Le donne che soffrono di ipertensione sono a rischio esiti negativi della gravidanza come parto prematuro, basso peso del bambino alla nascita e anche morte neonatale.

Durante la gravidanza è bene tenere d’occhio la pressione del sangue, perché una pressione troppo alta mette a serio rischio la salute di mamma e bambino.

La pressione sanguigna è determinante per un buono stato di salute generale. E lo diventa ancora di più quando ad avere dei problemi è la donna in gravidanza, poiché una condizione di ipertensione (o pressione alta) può mettere a serio rischio di complicanze più o meno gravi.ipertensione
Il rischio è quello di avere un parto pretermine, un basso peso del bambino alla nascita e anche morte neonatale.

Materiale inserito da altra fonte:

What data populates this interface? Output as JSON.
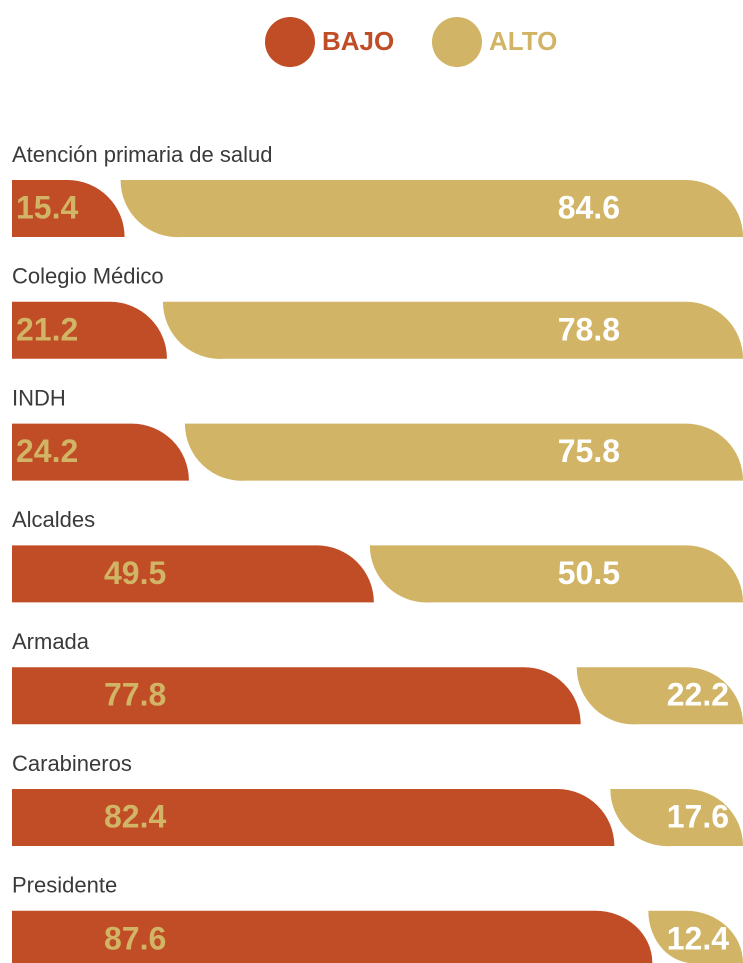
{
  "chart_data": {
    "type": "stacked-bar-horizontal",
    "categories": [
      "Atención primaria de salud",
      "Colegio Médico",
      "INDH",
      "Alcaldes",
      "Armada",
      "Carabineros",
      "Presidente"
    ],
    "series": [
      {
        "name": "BAJO",
        "color": "#c04d25",
        "values": [
          15.4,
          21.2,
          24.2,
          49.5,
          77.8,
          82.4,
          87.6
        ]
      },
      {
        "name": "ALTO",
        "color": "#d1b465",
        "values": [
          84.6,
          78.8,
          75.8,
          50.5,
          22.2,
          17.6,
          12.4
        ]
      }
    ],
    "xlim": [
      0,
      100
    ]
  }
}
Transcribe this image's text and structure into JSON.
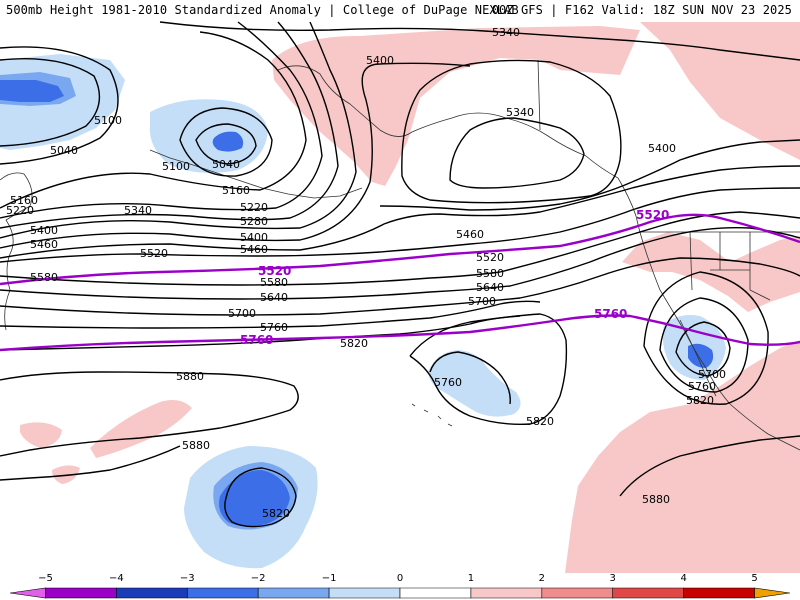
{
  "header": {
    "left_title": "500mb Height 1981-2010 Standardized Anomaly | College of DuPage NEXLAB",
    "right_title": "00Z GFS | F162 Valid: 18Z SUN NOV 23 2025"
  },
  "contour_labels": {
    "c5340_top": "5340",
    "c5400_ak": "5400",
    "c5340_ak": "5340",
    "c5100_w": "5100",
    "c5040_w": "5040",
    "c5100_low": "5100",
    "c5040_low": "5040",
    "c5160_a": "5160",
    "c5220_a": "5220",
    "c5160_w": "5160",
    "c5220_w": "5220",
    "c5340_w": "5340",
    "c5280": "5280",
    "c5400_w": "5400",
    "c5400_m": "5400",
    "c5460_w": "5460",
    "c5460_m": "5460",
    "c5460_e": "5460",
    "c5400_e": "5400",
    "c5520_w": "5520",
    "c5520_e": "5520",
    "c5580_w": "5580",
    "c5580_m": "5580",
    "c5580_e": "5580",
    "c5640_m": "5640",
    "c5640_e": "5640",
    "c5700_m": "5700",
    "c5700_e": "5700",
    "c5700_low": "5700",
    "c5760_m": "5760",
    "c5760_low": "5760",
    "c5760_isl": "5760",
    "c5820_m": "5820",
    "c5820_low": "5820",
    "c5820_pac": "5820",
    "c5820_sw": "5820",
    "c5880_w": "5880",
    "c5880_sw": "5880",
    "c5880_se": "5880"
  },
  "highlight_labels": {
    "h5520_w": "5520",
    "h5520_e": "5520",
    "h5760_w": "5760",
    "h5760_e": "5760"
  },
  "legend": {
    "ticks": [
      "−5",
      "−4",
      "−3",
      "−2",
      "−1",
      "0",
      "1",
      "2",
      "3",
      "4",
      "5"
    ],
    "bins": [
      {
        "min": -5.5,
        "max": -5,
        "color": "#e060e8"
      },
      {
        "min": -5,
        "max": -4,
        "color": "#9a00c8"
      },
      {
        "min": -4,
        "max": -3,
        "color": "#1a3cb8"
      },
      {
        "min": -3,
        "max": -2,
        "color": "#3c6ee8"
      },
      {
        "min": -2,
        "max": -1,
        "color": "#7aa8f0"
      },
      {
        "min": -1,
        "max": 0,
        "color": "#c4def8"
      },
      {
        "min": 0,
        "max": 1,
        "color": "#ffffff"
      },
      {
        "min": 1,
        "max": 2,
        "color": "#f8c8c8"
      },
      {
        "min": 2,
        "max": 3,
        "color": "#f08c8c"
      },
      {
        "min": 3,
        "max": 4,
        "color": "#e04848"
      },
      {
        "min": 4,
        "max": 5,
        "color": "#c80000"
      },
      {
        "min": 5,
        "max": 5.5,
        "color": "#f0a000"
      }
    ],
    "range": [
      -5.5,
      5.5
    ]
  },
  "colors": {
    "contour": "#000000",
    "highlight": "#9a00c8",
    "coast": "#333333"
  }
}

A mettere sull’avviso le future mamme dai rischi della pressione alta e la preeclampsia è uno studio revisionale condotto dai ricercatori del King’s College di Londra, in cui sono stati presi in esame 55 studi condotti in 25 Paesi sui possibili esiti negativi della gravidanza quando vi sia un problema di ipertensione – tenuto conto che l’ipertensione cronica, per esempio, è causa di complicazioni tra l’1% e il 5% delle gravidanze.

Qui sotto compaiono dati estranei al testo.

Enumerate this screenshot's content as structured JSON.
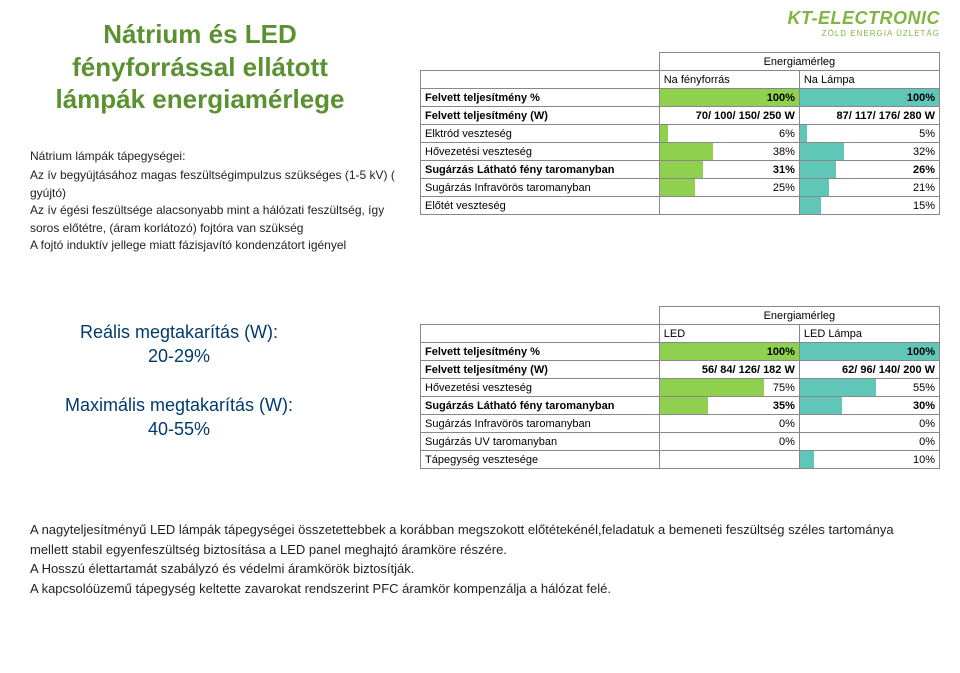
{
  "logo": {
    "main": "KT-ELECTRONIC",
    "sub": "ZÖLD ENERGIA ÜZLETÁG"
  },
  "title": "Nátrium és LED fényforrással ellátott lámpák energiamérlege",
  "intro": {
    "lead": "Nátrium lámpák tápegységei:",
    "lines": [
      "Az ív begyújtásához magas feszültségimpulzus szükséges (1-5 kV)  ( gyújtó)",
      "Az ív égési feszültsége alacsonyabb mint a hálózati feszültség, így soros előtétre, (áram korlátozó) fojtóra van szükség",
      "A fojtó induktív jellege miatt fázisjavító kondenzátort igényel"
    ]
  },
  "savings": {
    "real_label": "Reális megtakarítás (W):",
    "real_value": "20-29%",
    "max_label": "Maximális megtakarítás (W):",
    "max_value": "40-55%"
  },
  "table1": {
    "caption": "Energiamérleg",
    "headers": [
      "",
      "Na fényforrás",
      "Na Lámpa"
    ],
    "rows": [
      {
        "label": "Felvett teljesítmény %",
        "v1": "100%",
        "b1": 100,
        "c1": "green",
        "v2": "100%",
        "b2": 100,
        "c2": "teal",
        "bold": true
      },
      {
        "label": "Felvett teljesítmény (W)",
        "v1": "70/ 100/ 150/ 250 W",
        "b1": 0,
        "c1": "green",
        "v2": "87/ 117/ 176/ 280 W",
        "b2": 0,
        "c2": "teal",
        "bold": true
      },
      {
        "label": "Elktród veszteség",
        "v1": "6%",
        "b1": 6,
        "c1": "green",
        "v2": "5%",
        "b2": 5,
        "c2": "teal",
        "bold": false
      },
      {
        "label": "Hővezetési veszteség",
        "v1": "38%",
        "b1": 38,
        "c1": "green",
        "v2": "32%",
        "b2": 32,
        "c2": "teal",
        "bold": false
      },
      {
        "label": "Sugárzás Látható fény taromanyban",
        "v1": "31%",
        "b1": 31,
        "c1": "green",
        "v2": "26%",
        "b2": 26,
        "c2": "teal",
        "bold": true
      },
      {
        "label": "Sugárzás Infravörös taromanyban",
        "v1": "25%",
        "b1": 25,
        "c1": "green",
        "v2": "21%",
        "b2": 21,
        "c2": "teal",
        "bold": false
      },
      {
        "label": "Előtét veszteség",
        "v1": "",
        "b1": 0,
        "c1": "green",
        "v2": "15%",
        "b2": 15,
        "c2": "teal",
        "bold": false
      }
    ]
  },
  "table2": {
    "caption": "Energiamérleg",
    "headers": [
      "",
      "LED",
      "LED  Lámpa"
    ],
    "rows": [
      {
        "label": "Felvett teljesítmény %",
        "v1": "100%",
        "b1": 100,
        "c1": "green",
        "v2": "100%",
        "b2": 100,
        "c2": "teal",
        "bold": true
      },
      {
        "label": "Felvett teljesítmény (W)",
        "v1": "56/ 84/ 126/ 182 W",
        "b1": 0,
        "c1": "green",
        "v2": "62/ 96/ 140/ 200 W",
        "b2": 0,
        "c2": "teal",
        "bold": true
      },
      {
        "label": "Hővezetési veszteség",
        "v1": "75%",
        "b1": 75,
        "c1": "green",
        "v2": "55%",
        "b2": 55,
        "c2": "teal",
        "bold": false
      },
      {
        "label": "Sugárzás Látható fény taromanyban",
        "v1": "35%",
        "b1": 35,
        "c1": "green",
        "v2": "30%",
        "b2": 30,
        "c2": "teal",
        "bold": true
      },
      {
        "label": "Sugárzás Infravörös taromanyban",
        "v1": "0%",
        "b1": 0,
        "c1": "green",
        "v2": "0%",
        "b2": 0,
        "c2": "teal",
        "bold": false
      },
      {
        "label": "Sugárzás UV taromanyban",
        "v1": "0%",
        "b1": 0,
        "c1": "green",
        "v2": "0%",
        "b2": 0,
        "c2": "teal",
        "bold": false
      },
      {
        "label": "Tápegység vesztesége",
        "v1": "",
        "b1": 0,
        "c1": "green",
        "v2": "10%",
        "b2": 10,
        "c2": "teal",
        "bold": false
      }
    ]
  },
  "bottom": [
    "A nagyteljesítményű LED  lámpák tápegységei összetettebbek a korábban megszokott előtétekénél,feladatuk a bemeneti feszültség széles tartománya mellett stabil egyenfeszültség biztosítása a LED panel meghajtó áramköre részére.",
    "A Hosszú élettartamát szabályzó és védelmi áramkörök biztosítják.",
    "A kapcsolóüzemű tápegység keltette zavarokat rendszerint PFC áramkör kompenzálja a hálózat felé."
  ],
  "colors": {
    "title": "#5b9130",
    "savings": "#003b6f",
    "bar_green": "#8fd14f",
    "bar_teal": "#5fc6b8",
    "border": "#888888"
  }
}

I ricercatori hanno preso in esame i risultati degli studi per quel che riguardava in particolare i parti pretermine, ossia quelli avvenuti prima delle 37 settimane di gestazione; la morte perinatale, tra cui la morte fetale dopo una gestazione di 20 settimane, compresi il feto nato morto e la morte neonatale fino a un mese dal parto; l’ammissione alla terapia intensiva neonatale o all’unità speciale di cura e, infine, il basso peso alla nascita quando fosse inferiore ai 2.500 grammi.

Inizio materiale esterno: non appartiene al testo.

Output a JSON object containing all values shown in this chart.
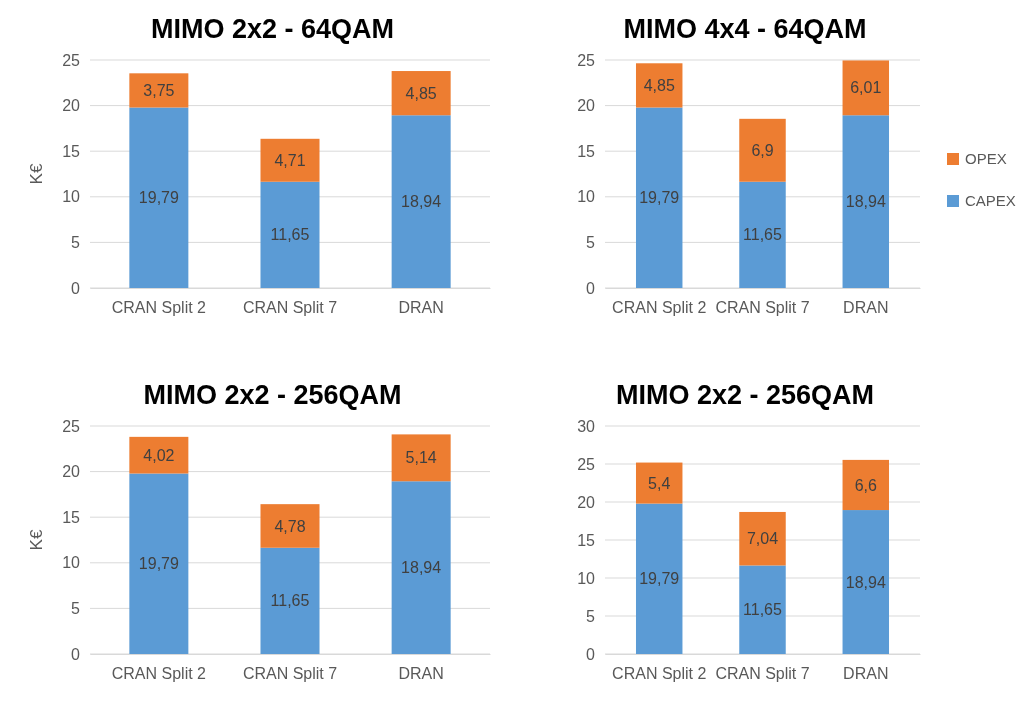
{
  "chart_data": [
    {
      "type": "bar",
      "stacked": true,
      "title": "MIMO 2x2 - 64QAM",
      "ylabel": "K€",
      "categories": [
        "CRAN Split 2",
        "CRAN Split 7",
        "DRAN"
      ],
      "ylim": [
        0,
        25
      ],
      "yticks": [
        0,
        5,
        10,
        15,
        20,
        25
      ],
      "grid": "y",
      "legend": false,
      "series": [
        {
          "color": "#5b9bd5",
          "values": [
            19.79,
            11.65,
            18.94
          ],
          "value_labels": [
            "19,79",
            "11,65",
            "18,94"
          ]
        },
        {
          "color": "#ed7d31",
          "values": [
            3.75,
            4.71,
            4.85
          ],
          "value_labels": [
            "3,75",
            "4,71",
            "4,85"
          ]
        }
      ]
    },
    {
      "type": "bar",
      "stacked": true,
      "title": "MIMO 4x4 - 64QAM",
      "categories": [
        "CRAN Split 2",
        "CRAN Split 7",
        "DRAN"
      ],
      "ylim": [
        0,
        25
      ],
      "yticks": [
        0,
        5,
        10,
        15,
        20,
        25
      ],
      "grid": "y",
      "legend": "right",
      "series": [
        {
          "name": "CAPEX",
          "color": "#5b9bd5",
          "values": [
            19.79,
            11.65,
            18.94
          ],
          "value_labels": [
            "19,79",
            "11,65",
            "18,94"
          ]
        },
        {
          "name": "OPEX",
          "color": "#ed7d31",
          "values": [
            4.85,
            6.9,
            6.01
          ],
          "value_labels": [
            "4,85",
            "6,9",
            "6,01"
          ]
        }
      ]
    },
    {
      "type": "bar",
      "stacked": true,
      "title": "MIMO 2x2 - 256QAM",
      "ylabel": "K€",
      "categories": [
        "CRAN Split 2",
        "CRAN Split 7",
        "DRAN"
      ],
      "ylim": [
        0,
        25
      ],
      "yticks": [
        0,
        5,
        10,
        15,
        20,
        25
      ],
      "grid": "y",
      "legend": false,
      "series": [
        {
          "color": "#5b9bd5",
          "values": [
            19.79,
            11.65,
            18.94
          ],
          "value_labels": [
            "19,79",
            "11,65",
            "18,94"
          ]
        },
        {
          "color": "#ed7d31",
          "values": [
            4.02,
            4.78,
            5.14
          ],
          "value_labels": [
            "4,02",
            "4,78",
            "5,14"
          ]
        }
      ]
    },
    {
      "type": "bar",
      "stacked": true,
      "title": "MIMO 2x2 - 256QAM",
      "categories": [
        "CRAN Split 2",
        "CRAN Split 7",
        "DRAN"
      ],
      "ylim": [
        0,
        30
      ],
      "yticks": [
        0,
        5,
        10,
        15,
        20,
        25,
        30
      ],
      "grid": "y",
      "legend": false,
      "series": [
        {
          "color": "#5b9bd5",
          "values": [
            19.79,
            11.65,
            18.94
          ],
          "value_labels": [
            "19,79",
            "11,65",
            "18,94"
          ]
        },
        {
          "color": "#ed7d31",
          "values": [
            5.4,
            7.04,
            6.6
          ],
          "value_labels": [
            "5,4",
            "7,04",
            "6,6"
          ]
        }
      ]
    }
  ]
}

I risultati finali dello studio sono stati pubblicati sul British Medical Journal (BMJ) e mostrano, tra gli altri, che il rischio relativo di preeclampsia – ovvero la condizione caratterizzata da pressione arteriosa alta in gravidanza – nelle donne con ipertensione cronica è in media di quasi otto volte superiore a quello nelle donne non-ipertese. A causa dell’alta pressione sanguigna, poi, tutti gli esiti neonatali avversi avevano almeno il doppio di probabilità di verificarsi, rispetto alla popolazione generale.

«L’ipertensione cronica è associata a una elevata incidenza di esiti negativi della gravidanza rispetto a una popolazione generale», concludono i ricercatori.